過去にも、地元で捕獲されたイルカが同パークで出産した例はあったが、すぐに死亡してしまった。「他の水族館などの例を調べて、1か月間が経過すればその後も無事に育つ可能性が高い」(観光商工課)ため、万全を期して誕生から約2か月の7月28日まで発表を控えていた。
同パークの4人のトレーナーは、いずれも赤ちゃんイルカの飼育経験はないが、様々な情報を入手するなどして、現在の施設でできる範囲で最善のケアを施している。「授乳状況を確認し、母親がきちんとエサを食べられるように工夫している。キズのチェックをこまめに行い、ストレスが少ない公開方法を取っている」など全員でサポートしている。

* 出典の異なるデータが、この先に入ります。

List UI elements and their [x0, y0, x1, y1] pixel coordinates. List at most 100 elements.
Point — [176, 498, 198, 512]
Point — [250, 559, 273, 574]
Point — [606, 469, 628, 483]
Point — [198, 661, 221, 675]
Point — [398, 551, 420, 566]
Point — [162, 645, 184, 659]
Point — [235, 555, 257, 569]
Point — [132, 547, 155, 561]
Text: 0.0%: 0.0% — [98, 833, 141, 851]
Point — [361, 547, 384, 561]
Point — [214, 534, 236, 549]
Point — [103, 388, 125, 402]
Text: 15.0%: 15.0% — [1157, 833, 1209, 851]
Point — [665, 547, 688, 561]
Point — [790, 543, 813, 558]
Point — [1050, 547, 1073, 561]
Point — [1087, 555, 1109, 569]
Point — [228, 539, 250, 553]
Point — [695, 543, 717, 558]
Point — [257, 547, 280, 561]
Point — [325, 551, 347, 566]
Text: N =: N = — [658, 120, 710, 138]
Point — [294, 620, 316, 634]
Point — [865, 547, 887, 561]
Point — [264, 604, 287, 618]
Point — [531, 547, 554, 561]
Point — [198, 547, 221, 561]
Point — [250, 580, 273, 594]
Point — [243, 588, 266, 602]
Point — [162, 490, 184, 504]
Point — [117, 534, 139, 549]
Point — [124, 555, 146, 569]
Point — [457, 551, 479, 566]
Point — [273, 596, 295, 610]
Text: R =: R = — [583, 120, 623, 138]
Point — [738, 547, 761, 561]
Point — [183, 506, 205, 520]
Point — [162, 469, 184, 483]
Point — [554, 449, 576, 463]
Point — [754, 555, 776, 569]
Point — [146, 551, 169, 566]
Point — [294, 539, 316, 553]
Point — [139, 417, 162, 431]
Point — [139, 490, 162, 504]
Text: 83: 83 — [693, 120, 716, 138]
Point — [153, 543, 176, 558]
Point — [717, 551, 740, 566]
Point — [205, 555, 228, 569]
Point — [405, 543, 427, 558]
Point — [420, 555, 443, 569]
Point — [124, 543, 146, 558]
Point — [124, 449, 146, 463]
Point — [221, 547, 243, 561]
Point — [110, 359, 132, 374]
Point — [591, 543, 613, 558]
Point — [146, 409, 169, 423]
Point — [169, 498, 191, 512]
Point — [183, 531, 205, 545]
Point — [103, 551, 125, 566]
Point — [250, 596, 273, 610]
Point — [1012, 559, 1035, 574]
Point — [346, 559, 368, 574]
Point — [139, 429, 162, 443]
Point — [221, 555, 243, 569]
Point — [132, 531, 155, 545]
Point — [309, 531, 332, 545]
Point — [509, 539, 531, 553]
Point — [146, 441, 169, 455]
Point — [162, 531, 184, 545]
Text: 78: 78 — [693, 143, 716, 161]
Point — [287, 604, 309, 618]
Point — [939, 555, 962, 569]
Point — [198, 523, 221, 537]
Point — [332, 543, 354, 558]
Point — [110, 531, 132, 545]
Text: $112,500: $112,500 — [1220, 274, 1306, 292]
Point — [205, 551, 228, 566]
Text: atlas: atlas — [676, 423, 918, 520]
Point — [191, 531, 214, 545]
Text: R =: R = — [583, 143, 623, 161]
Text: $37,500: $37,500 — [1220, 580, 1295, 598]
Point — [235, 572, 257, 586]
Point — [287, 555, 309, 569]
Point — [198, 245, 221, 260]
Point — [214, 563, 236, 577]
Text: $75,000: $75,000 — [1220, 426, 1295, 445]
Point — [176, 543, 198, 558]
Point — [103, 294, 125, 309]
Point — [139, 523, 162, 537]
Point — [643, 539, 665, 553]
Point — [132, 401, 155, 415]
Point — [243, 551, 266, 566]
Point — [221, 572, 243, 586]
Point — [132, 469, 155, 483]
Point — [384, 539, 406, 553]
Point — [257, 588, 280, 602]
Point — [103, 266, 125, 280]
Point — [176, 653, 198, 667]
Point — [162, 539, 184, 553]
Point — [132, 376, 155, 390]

ミラクの誕生直後は1㍍弱の大きさだったが、早くも1・5㍍ほどに成長。土日祝日に行われている「ドルフィン・ウォッチ」(30分・大人300円、定員1回10人・1日2回)と、「なかよしドルフィン」(40分・大人1020円、定員4人・1日1回)のプログラムに参加すれば、その愛らしい姿を間近で観ることができる。
3月に導入された3頭のうちの1頭は4月に事故死してしまった。もっとも若かっただけに活発で、人に対しての警戒心もないスター候補生だったが、まるでそのイルカが蘇ったかのように、明るく元気なミラクが誕生した。壱岐イルカパークを壱岐観光の目玉にするような今後の活躍が期待されている。
◆壱岐イルカパークのイルカたち 1994年開業以来、同パークの「顔」として活躍を続けているパルフェ(メス)。2011年に導入されたあずきとステラ(ともにメス)。今年3月に導入されたのがミラクの母エイラと、ラシカ(ともにメス)で、ミラクが誕生して計6頭となった。この日、名前が発表されたエイラとラシカは、壱州弁の「えいらしか」(かわいらしい」から命名された。